L’Organisation Mondiale de la Santé « OMS » a déclaré le 30 janvier 2020 l’épidémie du Coronavirus (Covid-19) comme une urgence de santé publique de portée internationale.

Le Ministère du travail a publié le 28 février un questions-réponses pour répondre aux interrogations des salariés et des entreprises, réactualisé tous les deux jours afin de tenir compte de l’évolution sanitaire et des nouvelles questions des entreprises.

Le 29 février, le Président de la République officialisait lors d’un conseil de défense et de ministres exceptionnel le passage du stade 1 au stade 2 du plan de prévention et de gestion de la crise sanitaire impliquant de prendre de nouvelles mesures afin de limiter la diffusion du virus. Si le passage au stade 3 n’a pas encore été déclaré, le cap des 1 000 personnes touchées a été franchi, avec 1 126 cas de contaminations, selon Santé Publique France, qui dénombre 19 décès.

Les entreprises, vivant au jour le jour dans un contexte de gestion de crise, doivent faire face à trois impératifs :

  • Être irréprochables dans leurs démarches afin de ne pas être tenues responsables ;
  • Assurer la continuité de leur activité économique ;
  • Participer à l’effort public de restreindre la propagation du virus à la population.

Pour y répondre, quelles sont les actions à mettre en œuvre par les employeurs ? Comment répondre aux conséquences d’une épidémie à multiples foyers, anticiper une éventuelle pandémie et organiser ou réorganiser le travail face à un fonctionnement dégradé ?

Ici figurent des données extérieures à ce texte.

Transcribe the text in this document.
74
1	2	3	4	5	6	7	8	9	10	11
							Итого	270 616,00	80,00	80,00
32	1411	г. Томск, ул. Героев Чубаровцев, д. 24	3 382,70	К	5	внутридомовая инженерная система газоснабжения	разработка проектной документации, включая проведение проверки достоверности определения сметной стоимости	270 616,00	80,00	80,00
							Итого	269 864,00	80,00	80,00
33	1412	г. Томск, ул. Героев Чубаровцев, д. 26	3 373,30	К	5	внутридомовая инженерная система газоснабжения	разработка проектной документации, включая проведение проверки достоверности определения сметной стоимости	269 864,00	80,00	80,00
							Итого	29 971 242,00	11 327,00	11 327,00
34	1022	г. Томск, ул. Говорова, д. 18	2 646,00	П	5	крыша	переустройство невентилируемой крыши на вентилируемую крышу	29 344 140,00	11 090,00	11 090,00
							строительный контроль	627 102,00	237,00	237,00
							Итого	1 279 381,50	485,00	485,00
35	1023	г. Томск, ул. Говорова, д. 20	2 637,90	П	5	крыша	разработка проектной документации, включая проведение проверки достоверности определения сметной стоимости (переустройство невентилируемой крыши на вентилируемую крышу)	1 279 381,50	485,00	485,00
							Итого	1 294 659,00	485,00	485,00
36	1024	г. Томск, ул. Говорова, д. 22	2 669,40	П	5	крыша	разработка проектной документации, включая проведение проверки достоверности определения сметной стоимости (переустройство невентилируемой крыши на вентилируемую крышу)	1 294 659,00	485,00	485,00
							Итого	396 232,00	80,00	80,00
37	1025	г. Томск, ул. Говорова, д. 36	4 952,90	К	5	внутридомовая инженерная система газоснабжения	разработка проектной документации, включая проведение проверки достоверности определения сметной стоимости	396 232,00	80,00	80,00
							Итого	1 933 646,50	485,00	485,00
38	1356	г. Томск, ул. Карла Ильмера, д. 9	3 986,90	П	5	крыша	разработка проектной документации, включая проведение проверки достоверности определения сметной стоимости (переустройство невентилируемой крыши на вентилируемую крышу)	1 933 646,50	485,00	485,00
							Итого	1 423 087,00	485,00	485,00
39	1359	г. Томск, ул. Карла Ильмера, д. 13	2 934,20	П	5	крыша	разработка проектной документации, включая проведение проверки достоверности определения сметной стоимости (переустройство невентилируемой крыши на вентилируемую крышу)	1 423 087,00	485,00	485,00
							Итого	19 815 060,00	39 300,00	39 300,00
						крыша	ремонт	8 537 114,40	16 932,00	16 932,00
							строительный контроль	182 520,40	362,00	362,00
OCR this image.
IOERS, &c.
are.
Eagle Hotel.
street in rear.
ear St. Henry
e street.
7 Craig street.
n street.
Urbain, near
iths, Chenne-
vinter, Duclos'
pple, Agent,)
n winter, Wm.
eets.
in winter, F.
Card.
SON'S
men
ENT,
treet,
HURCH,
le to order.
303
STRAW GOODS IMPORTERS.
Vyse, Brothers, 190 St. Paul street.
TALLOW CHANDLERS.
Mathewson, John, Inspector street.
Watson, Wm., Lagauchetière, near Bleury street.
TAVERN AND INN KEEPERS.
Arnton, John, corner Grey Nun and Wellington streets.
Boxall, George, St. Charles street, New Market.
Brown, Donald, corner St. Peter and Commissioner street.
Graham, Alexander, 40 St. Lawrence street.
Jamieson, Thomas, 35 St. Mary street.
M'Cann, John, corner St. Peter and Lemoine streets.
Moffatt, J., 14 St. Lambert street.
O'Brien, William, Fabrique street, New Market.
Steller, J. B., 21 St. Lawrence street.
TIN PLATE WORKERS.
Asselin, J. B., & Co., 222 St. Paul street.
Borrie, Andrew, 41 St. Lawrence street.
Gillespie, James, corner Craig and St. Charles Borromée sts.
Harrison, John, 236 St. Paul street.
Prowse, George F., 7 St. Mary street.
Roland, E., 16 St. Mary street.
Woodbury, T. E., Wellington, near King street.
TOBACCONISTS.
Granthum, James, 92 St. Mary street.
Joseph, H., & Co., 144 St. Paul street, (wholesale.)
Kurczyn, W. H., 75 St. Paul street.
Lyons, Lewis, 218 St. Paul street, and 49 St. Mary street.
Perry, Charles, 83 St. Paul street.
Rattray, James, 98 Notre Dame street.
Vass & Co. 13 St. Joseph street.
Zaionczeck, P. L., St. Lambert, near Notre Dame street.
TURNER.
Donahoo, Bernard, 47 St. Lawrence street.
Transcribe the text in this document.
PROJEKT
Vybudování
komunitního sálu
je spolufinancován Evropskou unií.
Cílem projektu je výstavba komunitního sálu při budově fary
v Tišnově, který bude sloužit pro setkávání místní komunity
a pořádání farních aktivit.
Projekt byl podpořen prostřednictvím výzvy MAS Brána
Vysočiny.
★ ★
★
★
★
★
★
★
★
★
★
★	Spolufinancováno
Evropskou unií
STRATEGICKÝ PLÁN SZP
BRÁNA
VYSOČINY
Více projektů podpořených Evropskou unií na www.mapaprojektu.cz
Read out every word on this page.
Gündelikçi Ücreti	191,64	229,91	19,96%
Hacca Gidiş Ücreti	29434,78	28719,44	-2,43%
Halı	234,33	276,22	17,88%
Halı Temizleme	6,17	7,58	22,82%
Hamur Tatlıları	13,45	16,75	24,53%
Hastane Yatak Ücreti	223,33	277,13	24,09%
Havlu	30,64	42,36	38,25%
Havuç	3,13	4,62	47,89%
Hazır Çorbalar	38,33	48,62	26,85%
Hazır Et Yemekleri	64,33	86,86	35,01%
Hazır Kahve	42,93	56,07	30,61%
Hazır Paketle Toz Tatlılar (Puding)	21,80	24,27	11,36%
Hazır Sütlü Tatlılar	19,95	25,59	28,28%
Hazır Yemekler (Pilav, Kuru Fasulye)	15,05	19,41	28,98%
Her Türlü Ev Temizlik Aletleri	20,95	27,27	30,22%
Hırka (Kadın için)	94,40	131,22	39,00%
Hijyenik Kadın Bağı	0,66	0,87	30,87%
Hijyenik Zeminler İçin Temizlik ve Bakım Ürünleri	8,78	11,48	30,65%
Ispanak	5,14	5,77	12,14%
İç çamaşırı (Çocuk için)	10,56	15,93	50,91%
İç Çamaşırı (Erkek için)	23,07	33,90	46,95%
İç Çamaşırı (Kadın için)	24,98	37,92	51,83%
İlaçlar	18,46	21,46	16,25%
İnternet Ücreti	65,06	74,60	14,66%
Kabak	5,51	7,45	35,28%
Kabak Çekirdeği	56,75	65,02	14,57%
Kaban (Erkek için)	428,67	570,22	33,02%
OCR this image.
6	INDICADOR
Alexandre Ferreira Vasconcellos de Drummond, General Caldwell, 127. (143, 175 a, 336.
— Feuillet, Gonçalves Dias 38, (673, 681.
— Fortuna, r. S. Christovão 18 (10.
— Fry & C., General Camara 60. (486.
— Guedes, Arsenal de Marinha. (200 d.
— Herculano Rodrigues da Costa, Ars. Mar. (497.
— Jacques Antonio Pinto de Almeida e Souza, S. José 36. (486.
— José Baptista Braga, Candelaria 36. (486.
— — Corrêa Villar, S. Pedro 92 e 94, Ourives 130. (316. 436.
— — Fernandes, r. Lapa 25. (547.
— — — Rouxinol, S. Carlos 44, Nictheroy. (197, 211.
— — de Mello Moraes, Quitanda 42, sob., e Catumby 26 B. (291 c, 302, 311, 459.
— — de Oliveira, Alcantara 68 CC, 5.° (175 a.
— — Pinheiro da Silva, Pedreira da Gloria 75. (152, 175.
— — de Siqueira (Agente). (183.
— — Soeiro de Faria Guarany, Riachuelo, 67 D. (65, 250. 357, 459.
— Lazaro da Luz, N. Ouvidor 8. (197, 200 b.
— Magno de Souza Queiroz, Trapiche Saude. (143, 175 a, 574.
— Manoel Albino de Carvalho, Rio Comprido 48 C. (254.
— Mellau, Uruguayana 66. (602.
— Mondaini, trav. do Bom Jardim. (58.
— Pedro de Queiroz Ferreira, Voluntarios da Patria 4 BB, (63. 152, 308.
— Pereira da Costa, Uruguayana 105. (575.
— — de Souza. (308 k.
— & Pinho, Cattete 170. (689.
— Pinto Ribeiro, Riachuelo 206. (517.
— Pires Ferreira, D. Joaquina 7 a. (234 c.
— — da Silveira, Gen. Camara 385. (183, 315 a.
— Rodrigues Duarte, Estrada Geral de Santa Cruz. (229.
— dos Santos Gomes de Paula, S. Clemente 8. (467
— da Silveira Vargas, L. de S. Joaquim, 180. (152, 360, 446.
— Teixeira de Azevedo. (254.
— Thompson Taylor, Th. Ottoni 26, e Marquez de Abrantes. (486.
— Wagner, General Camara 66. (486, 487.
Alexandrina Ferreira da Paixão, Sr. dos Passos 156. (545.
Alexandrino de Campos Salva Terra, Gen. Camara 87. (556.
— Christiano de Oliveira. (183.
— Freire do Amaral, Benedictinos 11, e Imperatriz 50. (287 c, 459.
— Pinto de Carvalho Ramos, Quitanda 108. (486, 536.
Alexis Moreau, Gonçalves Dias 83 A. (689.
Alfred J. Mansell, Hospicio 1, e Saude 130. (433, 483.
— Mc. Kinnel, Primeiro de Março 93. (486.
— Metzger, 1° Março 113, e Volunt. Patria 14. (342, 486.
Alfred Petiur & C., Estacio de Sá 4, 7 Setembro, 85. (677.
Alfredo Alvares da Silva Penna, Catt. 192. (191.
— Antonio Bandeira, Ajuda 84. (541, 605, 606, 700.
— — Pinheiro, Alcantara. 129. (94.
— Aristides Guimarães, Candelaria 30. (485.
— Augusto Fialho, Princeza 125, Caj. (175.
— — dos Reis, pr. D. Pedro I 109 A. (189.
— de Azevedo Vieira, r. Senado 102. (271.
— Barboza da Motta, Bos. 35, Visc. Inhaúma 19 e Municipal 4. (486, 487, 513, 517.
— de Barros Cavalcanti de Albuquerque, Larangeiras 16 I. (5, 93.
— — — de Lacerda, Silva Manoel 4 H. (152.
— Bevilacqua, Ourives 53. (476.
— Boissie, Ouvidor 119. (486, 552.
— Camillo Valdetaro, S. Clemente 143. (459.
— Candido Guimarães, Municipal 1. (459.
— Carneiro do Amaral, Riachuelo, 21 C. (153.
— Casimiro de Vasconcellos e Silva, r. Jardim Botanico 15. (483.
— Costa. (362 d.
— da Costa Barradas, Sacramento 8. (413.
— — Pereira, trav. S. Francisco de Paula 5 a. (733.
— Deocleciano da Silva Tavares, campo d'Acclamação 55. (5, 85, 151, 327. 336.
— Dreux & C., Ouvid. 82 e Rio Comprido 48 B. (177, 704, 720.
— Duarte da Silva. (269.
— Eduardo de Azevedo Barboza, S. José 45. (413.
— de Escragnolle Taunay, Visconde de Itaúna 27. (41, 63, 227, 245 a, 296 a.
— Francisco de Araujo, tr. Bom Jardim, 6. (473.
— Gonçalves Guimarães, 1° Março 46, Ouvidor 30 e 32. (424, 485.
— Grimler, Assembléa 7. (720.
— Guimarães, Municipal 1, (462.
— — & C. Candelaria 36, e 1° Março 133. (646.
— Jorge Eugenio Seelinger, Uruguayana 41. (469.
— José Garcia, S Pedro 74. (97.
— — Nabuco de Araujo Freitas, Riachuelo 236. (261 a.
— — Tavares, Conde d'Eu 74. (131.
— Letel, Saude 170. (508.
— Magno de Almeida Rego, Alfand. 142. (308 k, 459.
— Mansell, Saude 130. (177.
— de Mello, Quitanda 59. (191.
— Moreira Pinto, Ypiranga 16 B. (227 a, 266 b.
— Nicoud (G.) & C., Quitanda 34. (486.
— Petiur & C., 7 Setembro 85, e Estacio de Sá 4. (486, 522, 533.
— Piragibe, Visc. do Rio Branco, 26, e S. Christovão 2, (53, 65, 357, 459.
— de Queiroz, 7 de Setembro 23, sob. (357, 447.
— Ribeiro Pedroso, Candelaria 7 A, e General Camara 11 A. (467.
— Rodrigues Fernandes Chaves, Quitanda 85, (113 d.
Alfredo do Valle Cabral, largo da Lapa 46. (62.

Explications de Caroline Luche-Rocchia, avocat associée du département social et ingénierie RH de Grant Thornton Société d’avocats, et de Clotilde Marchetti, associée Risk Management de Grant Thornton.

L’obligation de sécurité et la protection de la santé des salariés au cœur des actions de l’employeur

L’employeur est responsable de la santé et la sécurité des salariés de son entreprise (art. L.4121-1 du Code du travail).

Il est légalement tenu d’une obligation de sécurité, consistant à prendre toutes les mesures de prévention adéquates pour protéger de manière effective la santé des travailleurs qu’il emploie, sur le territoire ou dans le cadre de missions à l'étranger.

Cela concerne notamment l’exposition des salariés aux risques biologiques dans le cadre de leur activité professionnelle (art. R.4422-1 du Code du travail), tout particulièrement s’ils sont susceptibles de provoquer une maladie grave chez l’homme (ce qui est le cas en l’espèce).

Un comportement négligent de l’employeur et de ses préposés pourrait engager sa responsabilité civile pour faute inexcusable en cas de maladie professionnelle, ou à caractère professionnel ou d’accident du travail mais en outre donner lieu à des poursuites pénales au titre du délit de risques causés à autrui.

L’article 223-1 du Code pénal, qui dispose que le fait d'exposer directement autrui à un risque immédiat de mort ou de blessures graves de nature à entraîner une mutilation ou une infirmité permanente par la violation manifestement délibérée d'une obligation particulière de prudence ou de sécurité imposée par la loi ou le règlement est puni d'un an d'emprisonnement et de 15000 € d'amende, et jusqu’à 75000 € pour les personnes morales.

Sont tout particulièrement visés dans ce cadre les comportements dangereux, notamment en matière de sécurité au travail.

Dans cette définition, le risque doit être entendu au sens de l’exposition directe à une situation objectivement dangereuse et d’une gravité importante.

Ce texte permet ainsi de sanctionner la faute du dirigeant, de son délégataire voire même d’un salarié, dans des cas d’exposition par négligence ou d’absences de mesures.

Adopter les bonnes mesures grâce à un devoir d’information primordial

L’employeur est tenu de s’informer quotidiennement des nouvelles mesures fondamentales avancées par le gouvernement, mais également de l’évolution du virus afin de mettre en place les mesures adéquates et prévues par le PCA lorsqu’il existe mais aussi afin d’assurer au mieux l’information et la formation des salariés.

Il faut pouvoir agir de concert avec le médecin du travail afin de s’assurer d’un stock suffisant de produits hydroalcooliques et de masques à destination des salariés.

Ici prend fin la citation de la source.